Decades ago, while ferreting away at a doctoral thesis, I came across the confession of a writer whose name I cannot remember. ‘I write best,’ she said, ‘when I am in places of low level human activity.’ While the profound metre will barely twitch for most, it was for me a kindred moment.
I have always written most easily in cafes. While I love a good library — the older and grander the better — and the book-lined study is a gift, there is something about the right cafe that ratchets up my creativity, even my concentration. Of course, the wrong cafe is just wrong — the one where the music is too loud, the tables crowded and spaced too greedily together. Or those where lingerers are clearly unwelcome. But the right space is as wonderful as it is rare.
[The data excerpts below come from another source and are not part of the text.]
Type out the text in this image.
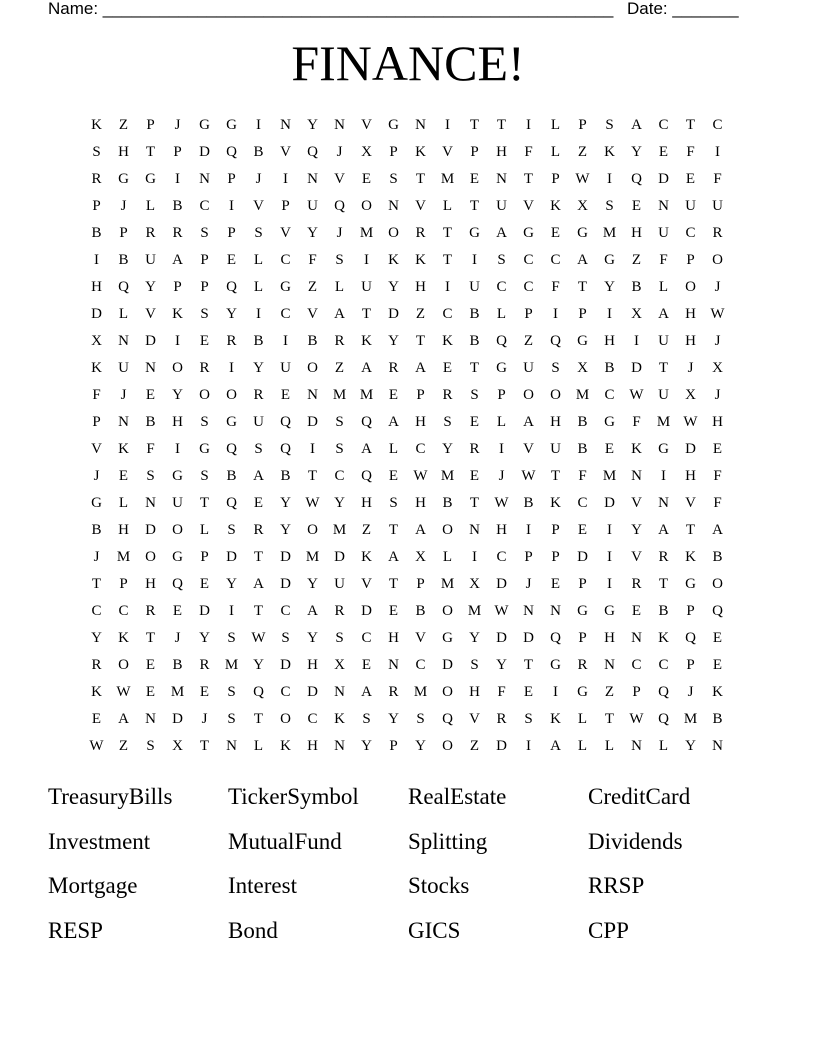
Name: ______________________________________________________ Date: _______
FINANCE!
K	Z	P	J	G	G	I	N	Y	N	V	G	N	I	T	T	I	L	P	S	A	C	T	C
S	H	T	P	D	Q	B	V	Q	J	X	P	K	V	P	H	F	L	Z	K	Y	E	F	I
R	G	G	I	N	P	J	I	N	V	E	S	T	M	E	N	T	P	W	I	Q	D	E	F
P	J	L	B	C	I	V	P	U	Q	O	N	V	L	T	U	V	K	X	S	E	N	U	U
B	P	R	R	S	P	S	V	Y	J	M O	R	T	G	A	G	E	G M H	U	C	R
I	B	U	A	P	E	L	C	F	S	I	K	K	T	I	S	C	C	A	G	Z	F	P	O
H	Q	Y	P	P	Q	L	G	Z	L	U	Y	H	I	U	C	C	F	T	Y	B	L	O	J
D	L	V	K	S	Y	I	C	V	A	T	D	Z	C	B	L	P	I	P	I	X	A	H W
X	N	D	I	E	R	B	I	B	R	K	Y	T	K	B	Q	Z	Q	G	H	I	U	H	J
K	U	N	O	R	I	Y	U	O	Z	A	R	A	E	T	G	U	S	X	B	D	T	J	X
F	J	E	Y	O	O	R	E	N M M	E	P	R	S	P	O	O M	C W U	X	J
P	N	B	H	S	G	U	Q	D	S	Q	A	H	S	E	L	A	H	B	G	F	M W H
V	K	F	I	G	Q	S	Q	I	S	A	L	C	Y	R	I	V	U	B	E	K	G	D	E
J	E	S	G	S	B	A	B	T	C	Q	E	W M	E	J	W	T	F	M N	I	H	F
G	L	N	U	T	Q	E	Y W Y	H	S	H	B	T	W B	K	C	D	V	N	V	F
B	H	D	O	L	S	R	Y	O M	Z	T	A	O	N	H	I	P	E	I	Y	A	T	A
J	M O	G	P	D	T	D M D	K	A	X	L	I	C	P	P	D	I	V	R	K	B
T	P	H	Q	E	Y	A	D	Y	U	V	T	P	M X	D	J	E	P	I	R	T	G	O
C	C	R	E	D	I	T	C	A	R	D	E	B	O M W N	N	G	G	E	B	P	Q
Y	K	T	J	Y	S	W	S	Y	S	C	H	V	G	Y	D	D	Q	P	H	N	K	Q	E
R	O	E	B	R	M Y	D	H	X	E	N	C	D	S	Y	T	G	R	N	C	C	P	E
K W	E	M	E	S	Q	C	D	N	A	R	M O	H	F	E	I	G	Z	P	Q	J	K
E	A	N	D	J	S	T	O	C	K	S	Y	S	Q	V	R	S	K	L	T	W Q M	B
W	Z	S	X	T	N	L	K	H	N	Y	P	Y	O	Z	D	I	A	L	L	N	L	Y	N
TreasuryBills	TickerSymbol	RealEstate	CreditCard
Investment	MutualFund	Splitting	Dividends
Mortgage	Interest	Stocks	RRSP
RESP	Bond	GICS	CPP
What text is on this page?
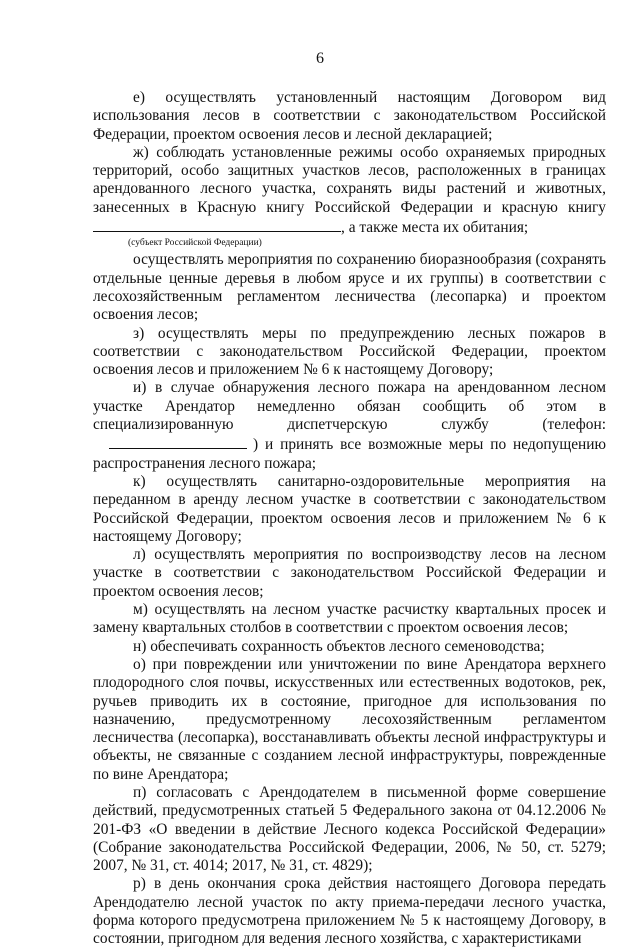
6

е) осуществлять установленный настоящим Договором вид использования лесов в соответствии с законодательством Российской Федерации, проектом освоения лесов и лесной декларацией;

ж) соблюдать установленные режимы особо охраняемых природных территорий, особо защитных участков лесов, расположенных в границах арендованного лесного участка, сохранять виды растений и животных, занесенных в Красную книгу Российской Федерации и красную книгу , а также места их обитания;

(субъект Российской Федерации)

осуществлять мероприятия по сохранению биоразнообразия (сохранять отдельные ценные деревья в любом ярусе и их группы) в соответствии с лесохозяйственным регламентом лесничества (лесопарка) и проектом освоения лесов;

з) осуществлять меры по предупреждению лесных пожаров в соответствии с законодательством Российской Федерации, проектом освоения лесов и приложением № 6 к настоящему Договору;

и) в случае обнаружения лесного пожара на арендованном лесном участке Арендатор немедленно обязан сообщить об этом в специализированную диспетчерскую службу (телефон:) и принять все возможные меры по недопущению распространения лесного пожара;

к) осуществлять санитарно-оздоровительные мероприятия на переданном в аренду лесном участке в соответствии с законодательством Российской Федерации, проектом освоения лесов и приложением № 6 к настоящему Договору;

л) осуществлять мероприятия по воспроизводству лесов на лесном участке в соответствии с законодательством Российской Федерации и проектом освоения лесов;

м) осуществлять на лесном участке расчистку квартальных просек и замену квартальных столбов в соответствии с проектом освоения лесов;

н) обеспечивать сохранность объектов лесного семеноводства;

о) при повреждении или уничтожении по вине Арендатора верхнего плодородного слоя почвы, искусственных или естественных водотоков, рек, ручьев приводить их в состояние, пригодное для использования по назначению, предусмотренному лесохозяйственным регламентом лесничества (лесопарка), восстанавливать объекты лесной инфраструктуры и объекты, не связанные с созданием лесной инфраструктуры, поврежденные по вине Арендатора;

п) согласовать с Арендодателем в письменной форме совершение действий, предусмотренных статьей 5 Федерального закона от 04.12.2006 № 201-ФЗ «О введении в действие Лесного кодекса Российской Федерации» (Собрание законодательства Российской Федерации, 2006, № 50, ст. 5279; 2007, № 31, ст. 4014; 2017, № 31, ст. 4829);

р) в день окончания срока действия настоящего Договора передать Арендодателю лесной участок по акту приема-передачи лесного участка, форма которого предусмотрена приложением № 5 к настоящему Договору, в состоянии, пригодном для ведения лесного хозяйства, с характеристиками
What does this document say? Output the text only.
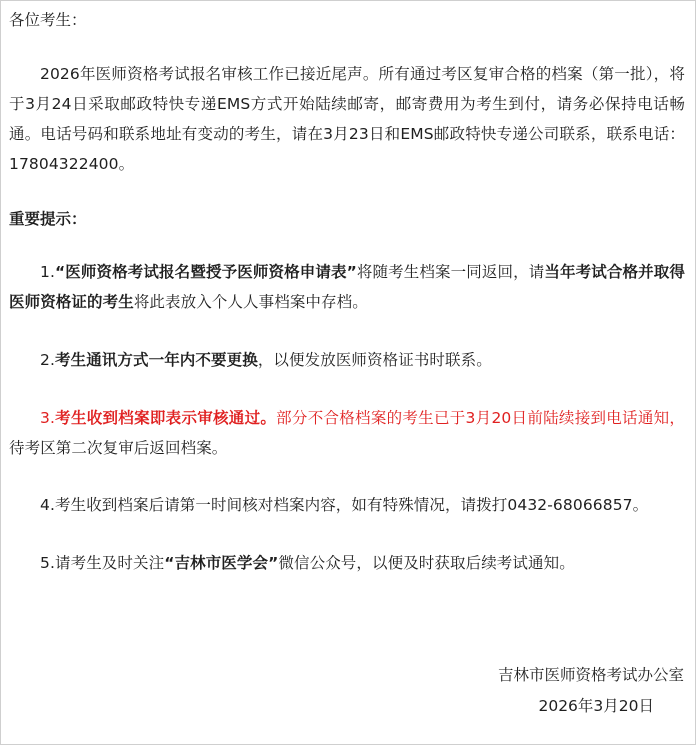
各位考生：

2026年医师资格考试报名审核工作已接近尾声。所有通过考区复审合格的档案（第一批），将于3月24日采取邮政特快专递EMS方式开始陆续邮寄，邮寄费用为考生到付，请务必保持电话畅通。电话号码和联系地址有变动的考生，请在3月23日和EMS邮政特快专递公司联系，联系电话：17804322400。

重要提示：

1.“医师资格考试报名暨授予医师资格申请表”将随考生档案一同返回，请当年考试合格并取得医师资格证的考生将此表放入个人人事档案中存档。

2.考生通讯方式一年内不要更换，以便发放医师资格证书时联系。

3.考生收到档案即表示审核通过。部分不合格档案的考生已于3月20日前陆续接到电话通知，待考区第二次复审后返回档案。

4.考生收到档案后请第一时间核对档案内容，如有特殊情况，请拨打0432-68066857。

5.请考生及时关注“吉林市医学会”微信公众号，以便及时获取后续考试通知。

吉林市医师资格考试办公室
2026年3月20日
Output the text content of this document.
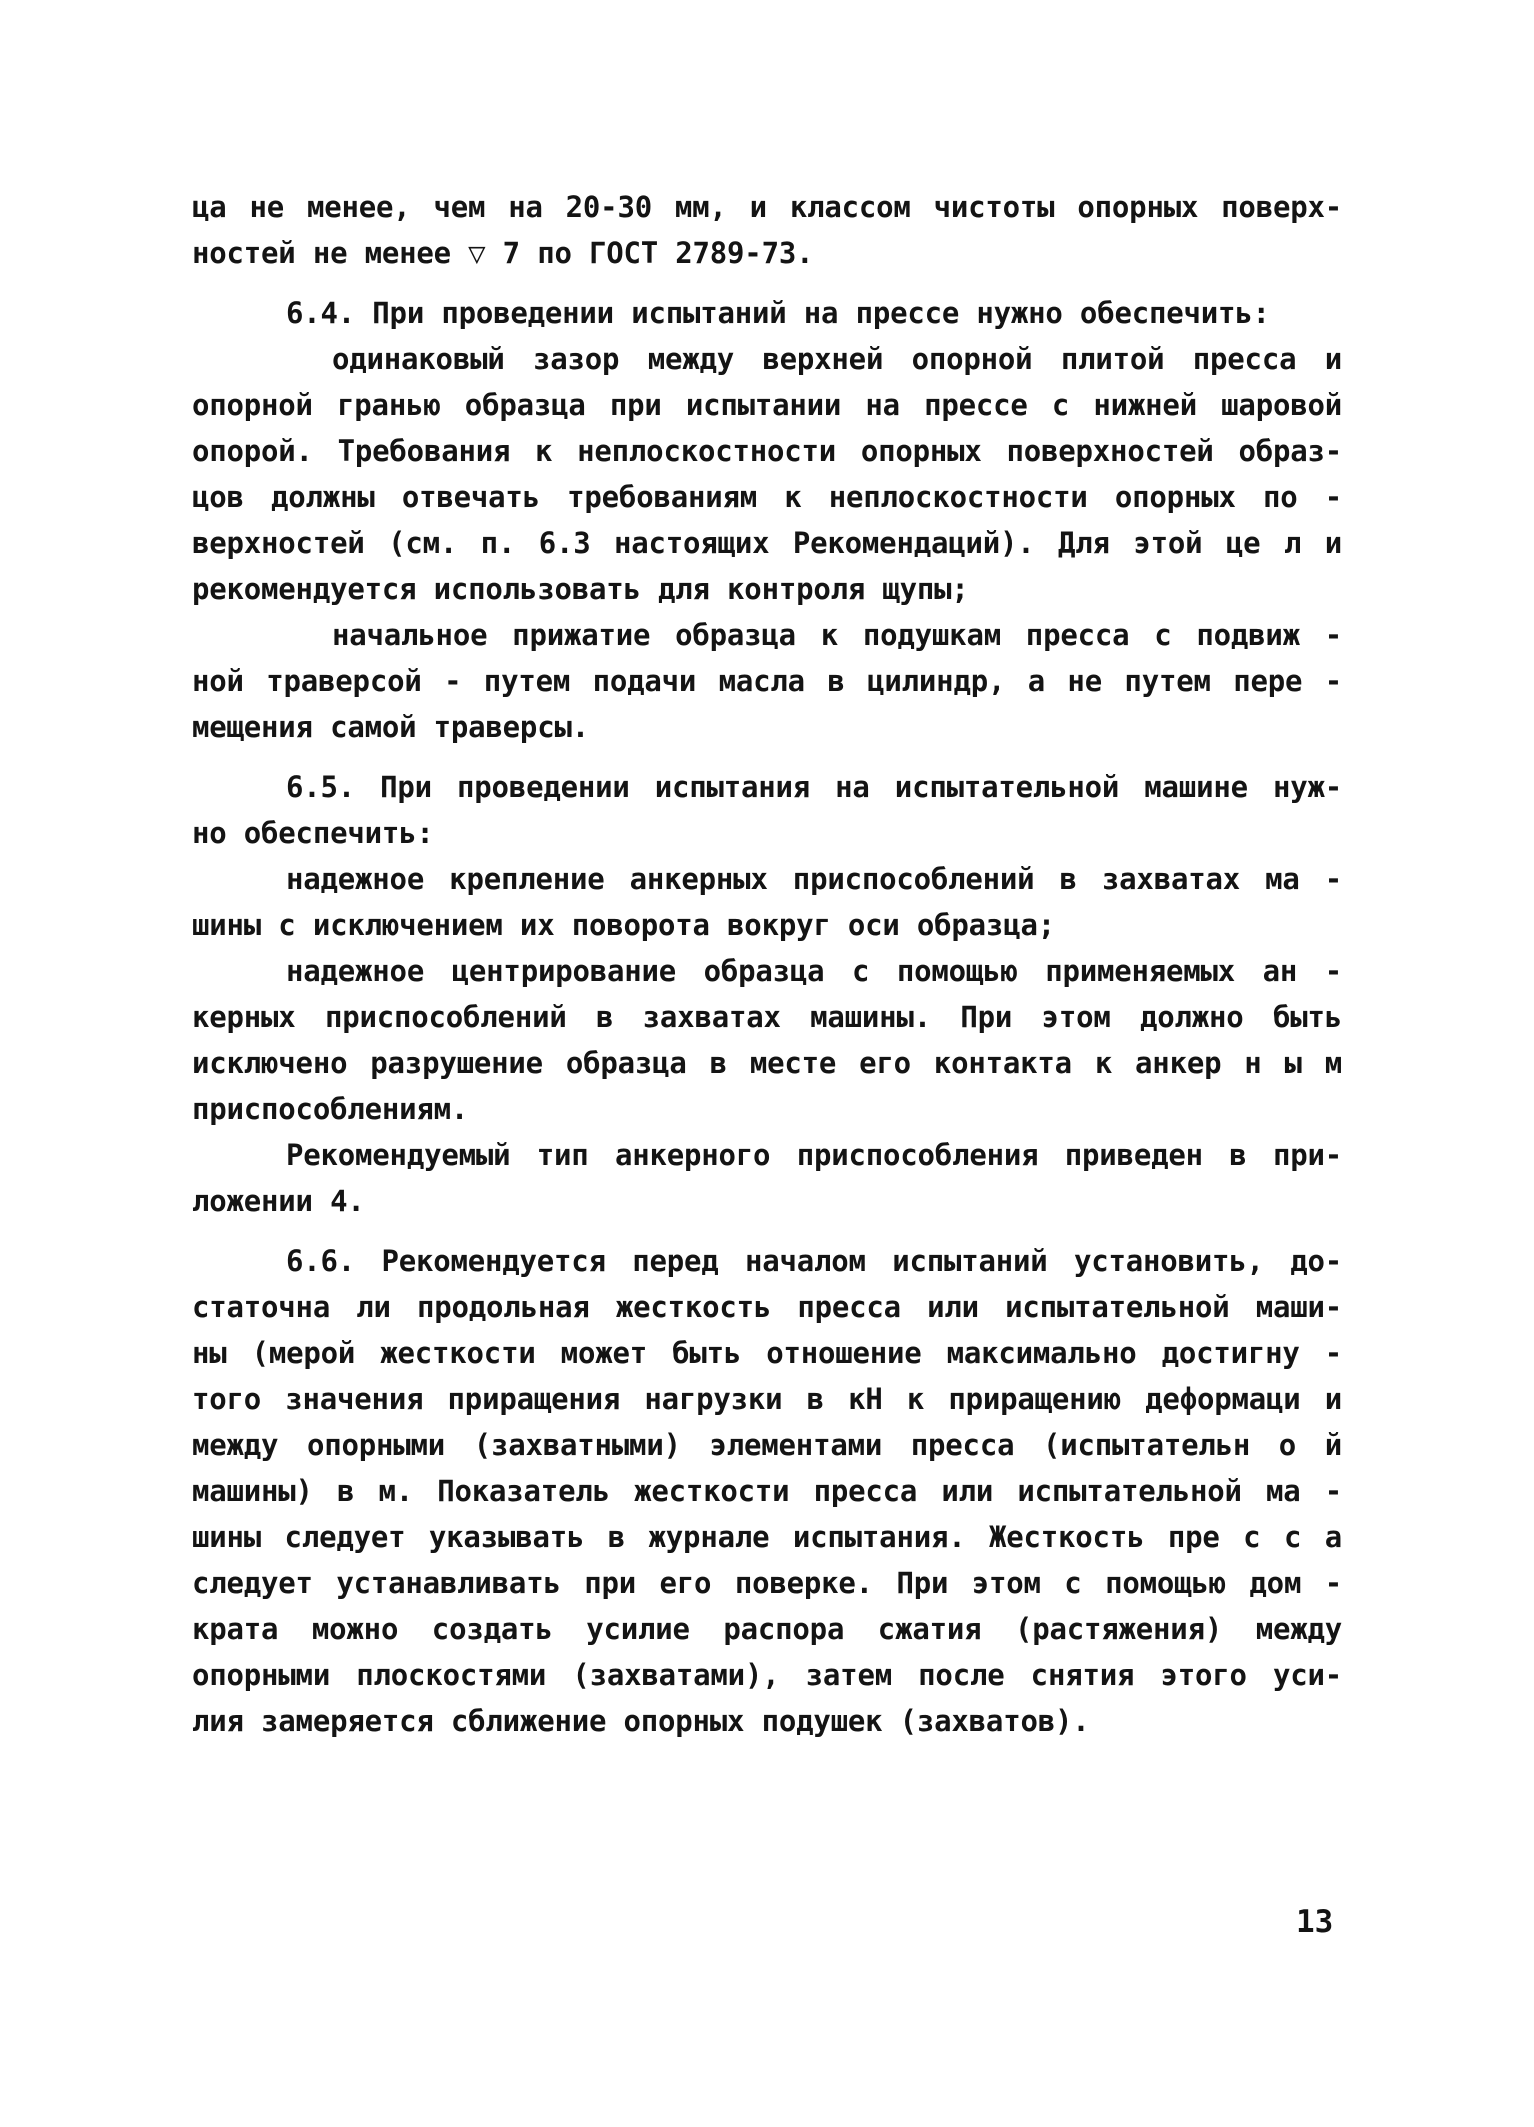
ца не менее, чем на 20-30 мм, и классом чистоты опорных поверх-
ностей не менее ▽ 7 по ГОСТ 2789-73.
6.4. При проведении испытаний на прессе нужно обеспечить:
одинаковый зазор между верхней опорной плитой пресса и
опорной гранью образца при испытании на прессе с нижней шаровой
опорой. Требования к неплоскостности опорных поверхностей образ-
цов должны отвечать требованиям к неплоскостности опорных по -
верхностей (см. п. 6.3 настоящих Рекомендаций). Для этой це л и
рекомендуется использовать для контроля щупы;
начальное прижатие образца к подушкам пресса с подвиж -
ной траверсой - путем подачи масла в цилиндр, а не путем пере -
мещения самой траверсы.
6.5. При проведении испытания на испытательной машине нуж-
но обеспечить:
надежное крепление анкерных приспособлений в захватах ма -
шины с исключением их поворота вокруг оси образца;
надежное центрирование образца с помощью применяемых ан -
керных приспособлений в захватах машины. При этом должно быть
исключено разрушение образца в месте его контакта к анкер н ы м
приспособлениям.
Рекомендуемый тип анкерного приспособления приведен в при-
ложении 4.
6.6. Рекомендуется перед началом испытаний установить, до-
статочна ли продольная жесткость пресса или испытательной маши-
ны (мерой жесткости может быть отношение максимально достигну -
того значения приращения нагрузки в кН к приращению деформаци и
между опорными (захватными) элементами пресса (испытательн о й
машины) в м. Показатель жесткости пресса или испытательной ма -
шины следует указывать в журнале испытания. Жесткость пре с с а
следует устанавливать при его поверке. При этом с помощью дом -
крата можно создать усилие распора сжатия (растяжения) между
опорными плоскостями (захватами), затем после снятия этого уси-
лия замеряется сближение опорных подушек (захватов).
13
In an essay on writing, the poet and novelist Jay Parini describes his own right places, diners mainly, where for the price of a coffee he has felt the hospitality to spend hours lost in words.
‘What I liked about Lou’s was the distant clatter of dishes, the purr of conversation, and the occasional interruption of a friend. Restaurants provide a kind of white noise, but — unlike real white noise — the sound is human. Noses are blown. People cough. You’re reminded of the world of phlegm and disgestion. And you feel connected. There is also a strange but unmistakable connection between cooking and writing — writing like cooking, is a bringing together of elemental substances for transmutation over a hot flame. It seems fitting that writing and cooking should be going on simultaneously under the same roof.’
‘As people are quick to point out, writing is a desperately lonely activity; although writing in restaurants doesn’t exactly solve that problem, it somewhat softens it. Surrounded by people you don’t necessarily have to interract with, you feel free to concentrate. Once I’m involved in the tactile process of writing — the pleasurable transference of emotions and ideas into language — I find that I don’t really have to worry about concentration. If I can’t concentrate, it means I’m working on the wrong thing or I probably didn’t get enough sleep the night before. Whatever the reason for not writing, I don’t blame the restaurant.’
Another kindred moment.
Jay Parini, ‘Writing in Restaurants’ in A Slice of Life: Contemporary Writers on Food, ed. Bonnie Marranca, New York: Overlook Duckworth, 2003, 57-61.